En vertu du Code, de nombreuses organisations, dont les employeurs, les fournisseurs de services, les fournisseurs de logements et les syndicats, ont le devoir d’offrir des mesures d’adaptation pour les besoins relatifs au Code des personnes. Dans le cadre du travail de détermination de la nature de chaque revendication, les organisations doivent faire la distinction entre les situations qui ne touchent que des activités d’affaires et les situations de droits contradictoires qui concernent les droits d’autres personnes et groupes. Les revendications qui touchent uniquement des activités d’affaires relèvent de l’obligation d’accommodement (c’est-à-dire si une mesure d’adaptation est appropriée ou constitue un préjudice injustifié). Il ne s’agit pas de revendications de droits de la personne contradictoires.

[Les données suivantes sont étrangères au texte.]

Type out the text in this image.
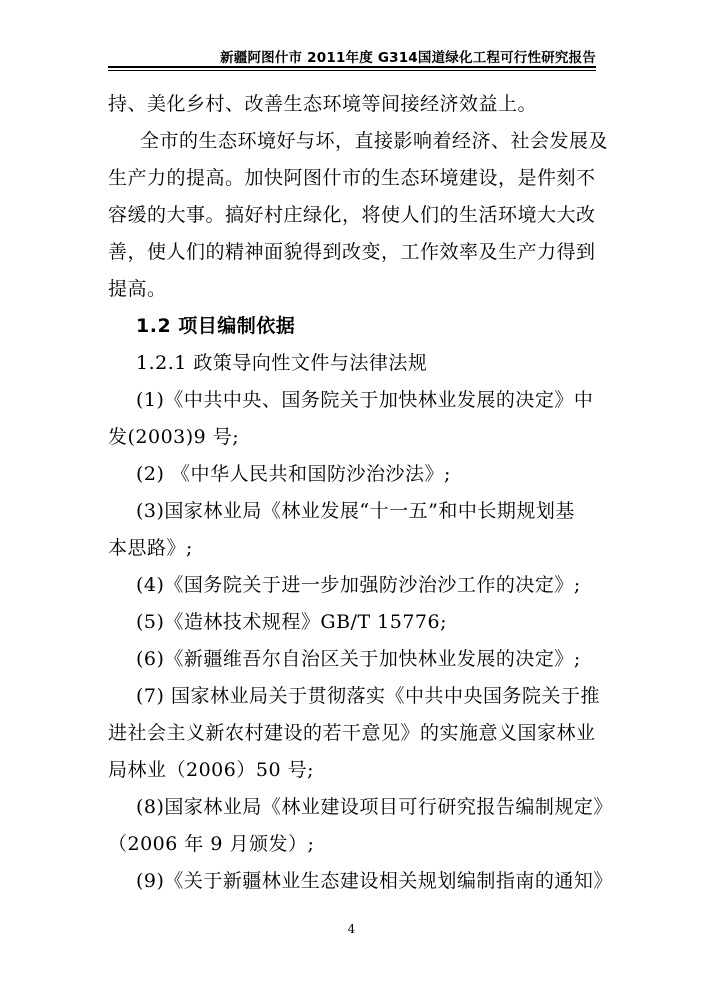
新疆阿图什市 2011年度 G314国道绿化工程可行性研究报告
持、美化乡村、改善生态环境等间接经济效益上。
全市的生态环境好与坏，直接影响着经济、社会发展及
生产力的提高。加快阿图什市的生态环境建设，是件刻不
容缓的大事。搞好村庄绿化，将使人们的生活环境大大改
善，使人们的精神面貌得到改变，工作效率及生产力得到
提高。
1.2 项目编制依据
1.2.1 政策导向性文件与法律法规
(1)《中共中央、国务院关于加快林业发展的决定》中
发(2003)9 号;
(2) 《中华人民共和国防沙治沙法》;
(3)国家林业局《林业发展“十一五”和中长期规划基
本思路》;
(4)《国务院关于进一步加强防沙治沙工作的决定》;
(5)《造林技术规程》GB/T 15776;
(6)《新疆维吾尔自治区关于加快林业发展的决定》;
(7) 国家林业局关于贯彻落实《中共中央国务院关于推
进社会主义新农村建设的若干意见》的实施意义国家林业
局林业（2006）50 号;
(8)国家林业局《林业建设项目可行研究报告编制规定》
（2006 年 9 月颁发）;
(9)《关于新疆林业生态建设相关规划编制指南的通知》
4
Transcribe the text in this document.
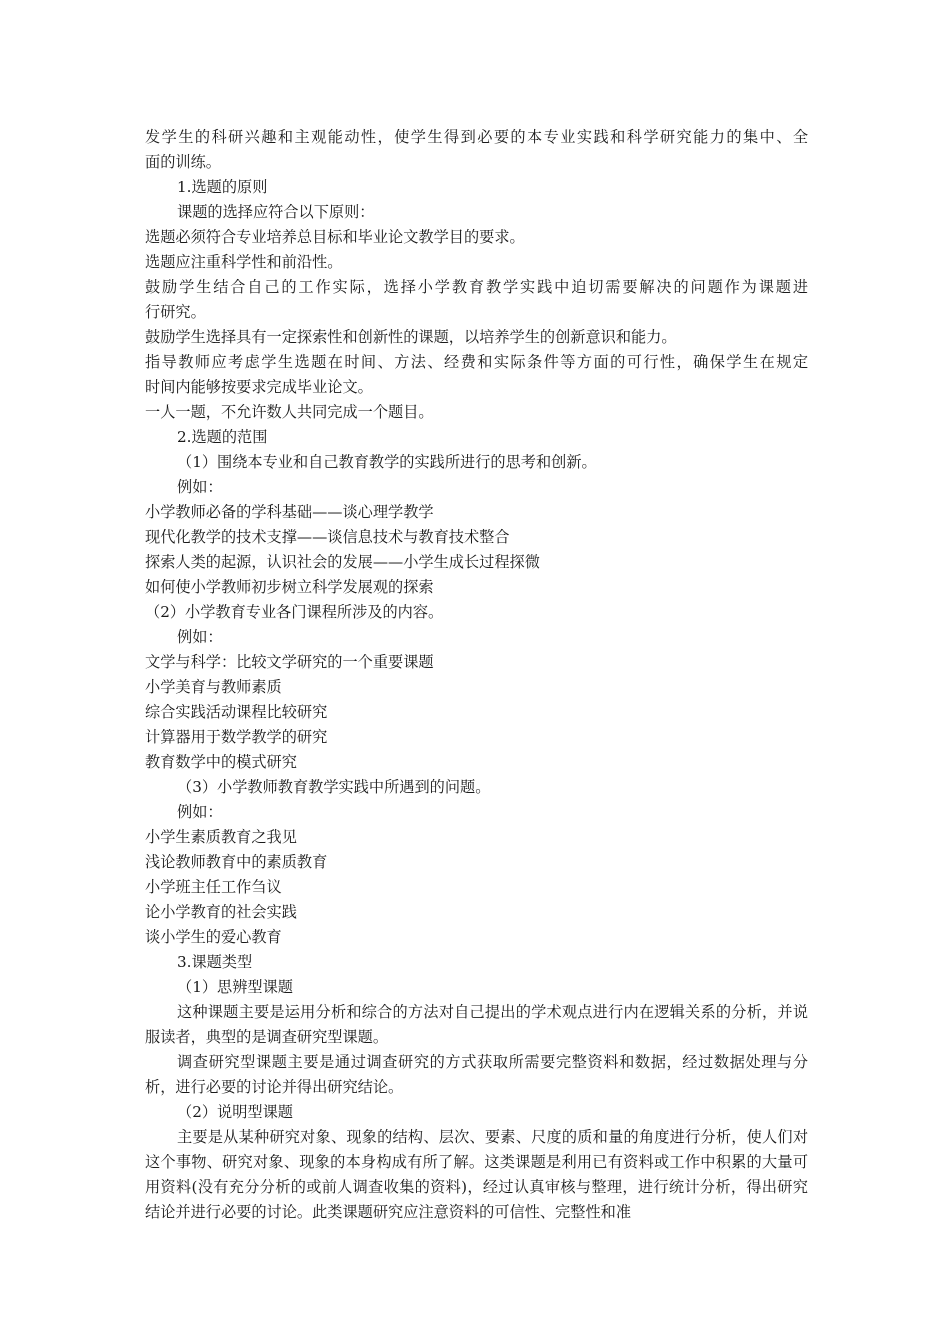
发学生的科研兴趣和主观能动性，使学生得到必要的本专业实践和科学研究能力的集中、全

面的训练。

1.选题的原则

课题的选择应符合以下原则：

选题必须符合专业培养总目标和毕业论文教学目的要求。

选题应注重科学性和前沿性。

鼓励学生结合自己的工作实际，选择小学教育教学实践中迫切需要解决的问题作为课题进

行研究。

鼓励学生选择具有一定探索性和创新性的课题，以培养学生的创新意识和能力。

指导教师应考虑学生选题在时间、方法、经费和实际条件等方面的可行性，确保学生在规定

时间内能够按要求完成毕业论文。

一人一题，不允许数人共同完成一个题目。

2.选题的范围

（1）围绕本专业和自己教育教学的实践所进行的思考和创新。

例如：

小学教师必备的学科基础——谈心理学教学

现代化教学的技术支撑——谈信息技术与教育技术整合

探索人类的起源，认识社会的发展——小学生成长过程探微

如何使小学教师初步树立科学发展观的探索

（2）小学教育专业各门课程所涉及的内容。

例如：

文学与科学：比较文学研究的一个重要课题

小学美育与教师素质

综合实践活动课程比较研究

计算器用于数学教学的研究

教育数学中的模式研究

（3）小学教师教育教学实践中所遇到的问题。

例如：

小学生素质教育之我见

浅论教师教育中的素质教育

小学班主任工作刍议

论小学教育的社会实践

谈小学生的爱心教育

3.课题类型

（1）思辨型课题

这种课题主要是运用分析和综合的方法对自己提出的学术观点进行内在逻辑关系的分析，并说服读者，典型的是调查研究型课题。

调查研究型课题主要是通过调查研究的方式获取所需要完整资料和数据，经过数据处理与分析，进行必要的讨论并得出研究结论。

（2）说明型课题

主要是从某种研究对象、现象的结构、层次、要素、尺度的质和量的角度进行分析，使人们对这个事物、研究对象、现象的本身构成有所了解。这类课题是利用已有资料或工作中积累的大量可用资料(没有充分分析的或前人调查收集的资料)，经过认真审核与整理，进行统计分析，得出研究结论并进行必要的讨论。此类课题研究应注意资料的可信性、完整性和准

Exemple : Une employée se plaint de discrimination quand son employeur refuse sa demande de modification de son horaire de travail en vue d’assumer ses responsabilités de garde d’enfant. Sa demande ne semble pas avoir d’incidence sur les droits légaux d’autres personnes. Par conséquent, il ne s’agit pas ici d’une situation de « droits contradictoires », mais plutôt d’une demande de mesures d’adaptation relatives aux droits de la personne. Pour limiter ses obligations en matière d’accommodement, l’employeur pourrait soutenir que les répercussions financières d’une telle mesure causeraient un préjudice injustifié à son entreprise.

Une demande d’accommodement pourrait se transformer en situation de droits contradictoires si, au moment de traiter la demande, on s’aperçoit que la situation pourrait porter atteinte aux droits d’une autre personne ou d’un autre groupe.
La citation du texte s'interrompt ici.